4. Apa saja pokok wejangan K.H. Ahmad Dahlan?
PEMBAHASAN
A. Riwayat Hidup K.H. Ahmad Dahlan
Ahmad Dahlan dilahirkan di tempat Kauman kota Yogyakarta dengan nama Muhammad Darwis pada tahun 1869, sumber lain menyampaikan tahun 1868. Memang kelahiran Ahmad Dahlan agak gelap tanggal pastinyapun tidak terlacak. Okelah kita tidak mempermasalahkan kelahirannya melainkan karyanya. Organisasi yang dia dirikan yaitu Muhammadiyah kini menjadi maju dan menjadi organisasi massa Islam terbesar di Indonesia bahkan di dunia dari segi anggotanya. Ahmad Dahlan yaitu anak seorang kyai tradisional yaitu K.H. Abu Bakar bin Kyai Sulaiman, seorang khatib di Masjid Sultan di kota itu. Ibunya Siti Aminah yaitu anak Haji Ibrahim, seorang penghulu. Ahmad Dahlan yaitu anak keempat dari tujuh bersaudara.
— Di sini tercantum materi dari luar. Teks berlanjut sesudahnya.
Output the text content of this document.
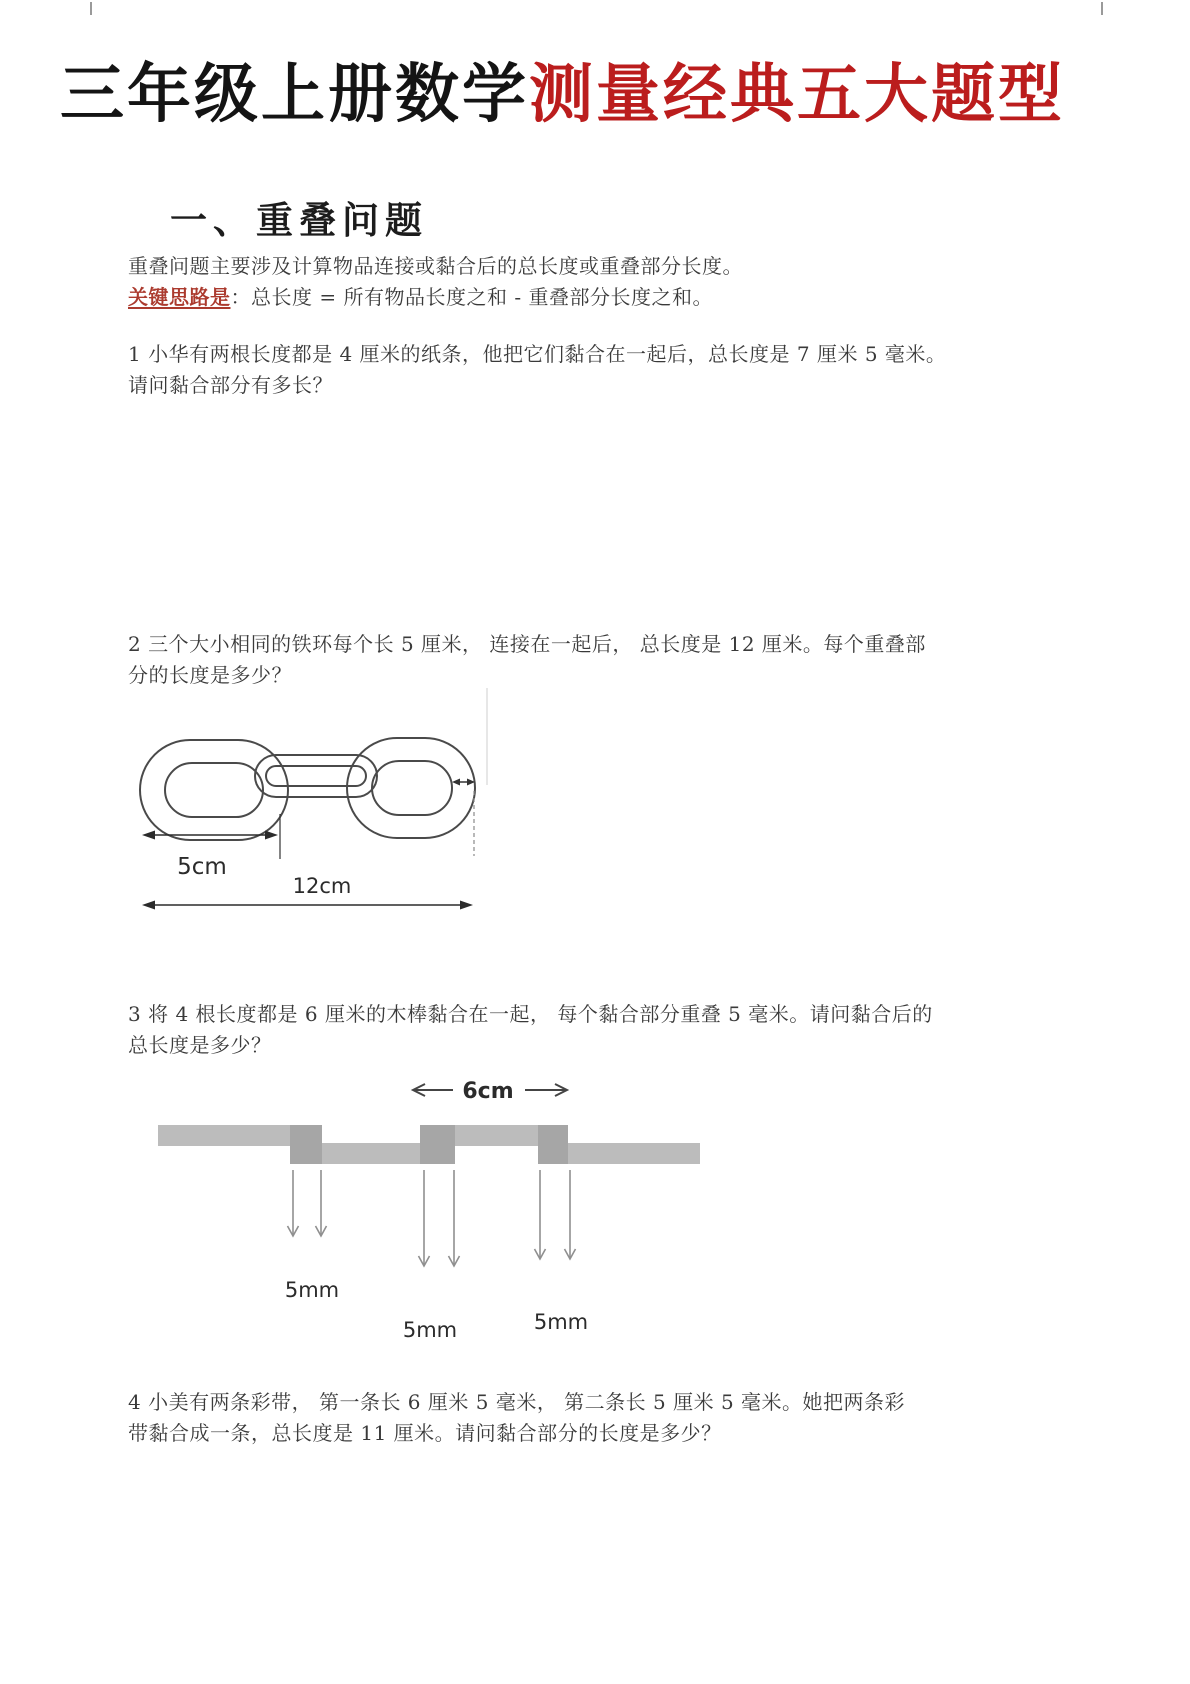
三年级上册数学测量经典五大题型
一、重叠问题
重叠问题主要涉及计算物品连接或黏合后的总长度或重叠部分长度。
关键思路是：总长度 = 所有物品长度之和 - 重叠部分长度之和。
1 小华有两根长度都是 4 厘米的纸条，他把它们黏合在一起后，总长度是 7 厘米 5 毫米。
请问黏合部分有多长？
2 三个大小相同的铁环每个长 5 厘米， 连接在一起后， 总长度是 12 厘米。每个重叠部
分的长度是多少？
5cm
12cm
3 将 4 根长度都是 6 厘米的木棒黏合在一起， 每个黏合部分重叠 5 毫米。请问黏合后的
总长度是多少？
6cm
5mm
5mm	5mm
4 小美有两条彩带， 第一条长 6 厘米 5 毫米， 第二条长 5 厘米 5 毫米。她把两条彩
带黏合成一条，总长度是 11 厘米。请问黏合部分的长度是多少？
Sebagaimana anak seorang kyai pada masa itu perjaka Darwis juga menimba ilmu ke banyak kyai. Ia berguru ilmu fikih kepada KH Muhammad Shaleh, ilmu Nahwu-Sharaf (tata bahasa) kepada KH Muhsin, ilmu falak (astronomi) kepada KH Raden Dahlan, ilmu hadis kepada kyai Mahfud dan Syekh KH Ayyat, ilmu Al Qur-an kepada Syekh Amin dan Sayid Bakri Satock, dan ilmu pengobatan dan racun hewan kepada Syekh Hasan. Ketika berumur 21 tahun (1890), KH Ahmad Dahlan pergi ke tanah suci Mekkah untuk naik haji dan menuntut ilmu di sana. Ia berguru selama setahun. Salah seorang gurunya yaitu Syekh Ahmad Khatib Al Minangkabawi.
Dahlan satu guru satu ilmu lagi dengan KH Hasyim Asy’ari (pendiri NU). Ia juga satu guru dengan Haji Abdul Karim Amrullah (ayah Buya Hamka) dan Syekh Muhammad Djamil Djambek. Seluruh gerakan Islam di Indonesia yang menjadi mainstream sumbernya satu yaitu Syekh Ahmad Khatib Al Minangkabawi yang menjadi Imam Masjidil Haram di Mekkah. Dari Ahmad Khatib inilah Dahlan berkenalan dengan pemikiran trio pembaharu dan Reformis Islam dari Timur Tengah yaitu Sayid Jamaluddin Al Afghani, Syekh Muhammad Abduh, dan Syekh Muhammad Rasyid Ridha.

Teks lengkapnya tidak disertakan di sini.